The talk, in brief, was about the technical features of Redshift that allow us to write, run, and maintain many thousands of lines of SQL that run over hundreds of billions of rows at a time. I stayed away from nitty-gritty details in the talk, since I only had 15 minutes, and tried to focus on high-level take-aways:
- SQL is code, so treat it like the rest of your code. It has to be clean, factored, and documented. Use CTEs to break queries into logical chunks. Use window functions to express complex ideas succinctly.
- Redshift is an MPP system with fast IO, fast sorting, and lots of storage. Use this to your advantage by storing multiple different sort orders of your data if you have different access patterns. Materialize shared intermediates so many queries can take advantage of them.

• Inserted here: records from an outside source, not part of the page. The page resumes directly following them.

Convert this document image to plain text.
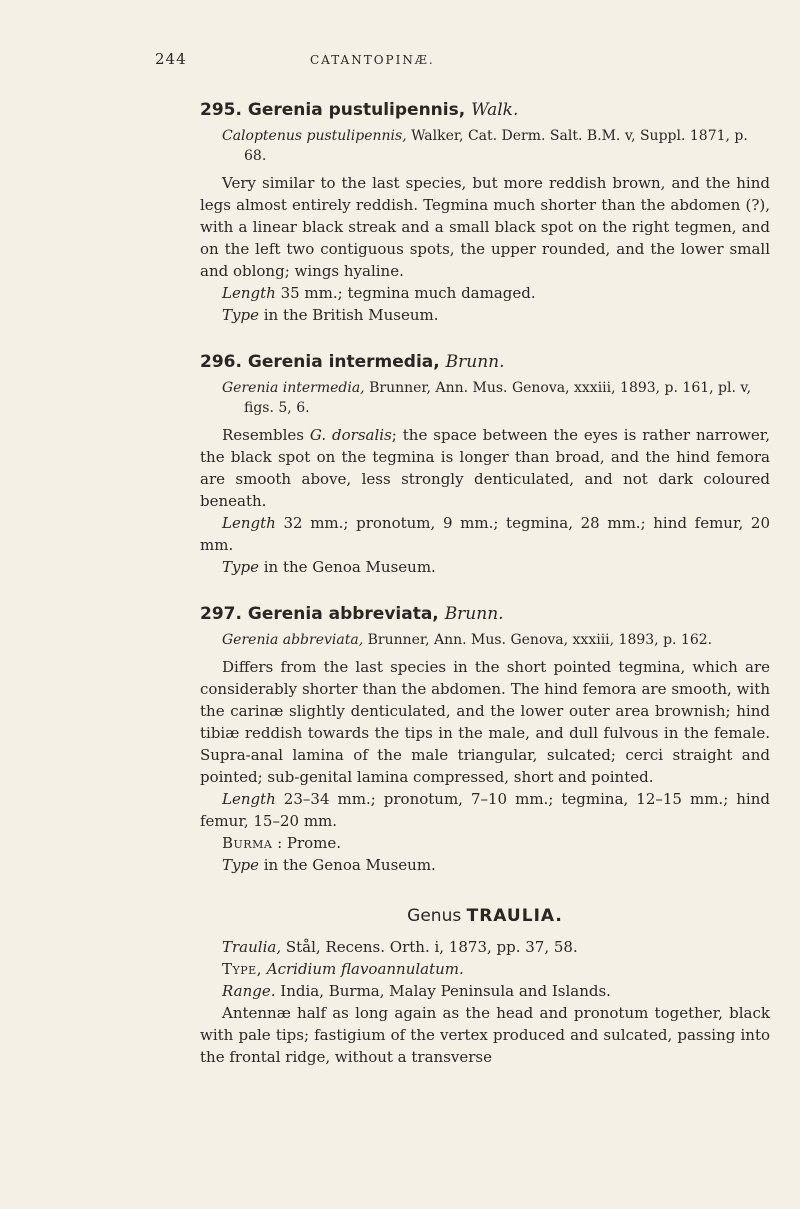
244	CATANTOPINÆ.
295. Gerenia pustulipennis, Walk.
Caloptenus pustulipennis, Walker, Cat. Derm. Salt. B.M. v, Suppl. 1871, p. 68.

Very similar to the last species, but more reddish brown, and the hind legs almost entirely reddish. Tegmina much shorter than the abdomen (?), with a linear black streak and a small black spot on the right tegmen, and on the left two contiguous spots, the upper rounded, and the lower small and oblong; wings hyaline.

Length 35 mm.; tegmina much damaged.

Type in the British Museum.

296. Gerenia intermedia, Brunn.
Gerenia intermedia, Brunner, Ann. Mus. Genova, xxxiii, 1893, p. 161, pl. v, figs. 5, 6.

Resembles G. dorsalis; the space between the eyes is rather narrower, the black spot on the tegmina is longer than broad, and the hind femora are smooth above, less strongly denticulated, and not dark coloured beneath.

Length 32 mm.; pronotum, 9 mm.; tegmina, 28 mm.; hind femur, 20 mm.

Type in the Genoa Museum.

297. Gerenia abbreviata, Brunn.
Gerenia abbreviata, Brunner, Ann. Mus. Genova, xxxiii, 1893, p. 162.

Differs from the last species in the short pointed tegmina, which are considerably shorter than the abdomen. The hind femora are smooth, with the carinæ slightly denticulated, and the lower outer area brownish; hind tibiæ reddish towards the tips in the male, and dull fulvous in the female. Supra-anal lamina of the male triangular, sulcated; cerci straight and pointed; sub-genital lamina compressed, short and pointed.

Length 23–34 mm.; pronotum, 7–10 mm.; tegmina, 12–15 mm.; hind femur, 15–20 mm.

Burma : Prome.

Type in the Genoa Museum.

Genus TRAULIA.

Traulia, Stål, Recens. Orth. i, 1873, pp. 37, 58.

Type, Acridium flavoannulatum.

Range. India, Burma, Malay Peninsula and Islands.

Antennæ half as long again as the head and pronotum together, black with pale tips; fastigium of the vertex produced and sulcated, passing into the frontal ridge, without a transverse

- Redshift has excellent integration with S3. Use the fat pipes to cheaply materialize query intermediates for debugging. Use the one-click snapshot feature to open up experimentation with schema, data layout, and column compression. If it doesn’t work out, you revert to your old snapshot.
- Use the operational simplicity of Redshift to be frugal. Turn over the responsibility of managing cluster lifecycles to the people that use them. For instance, devs and QA rarely need their clusters when the workday is done. The dashboards are such a no-brainer that it’s barely a burden to have them turn off and start up their own clusters. Allow users to take responsibility for their cluster, and they will become more responsible about using their cluster.
- Use the operational simplicity of Redshift to be more aware. With just a few clicks, you can launch differently sized clusters and evaluate your reports and queries against all of them. Quantify the cost of your queries in time and money.
- It’s a managed service: stop worrying about nodes and rows and partitions and compression! Get back to business value:
- How long does the customer have to wait?
- How much does this report cost?
- How do I make my staff more productive?
- How do I minimize my technical debt?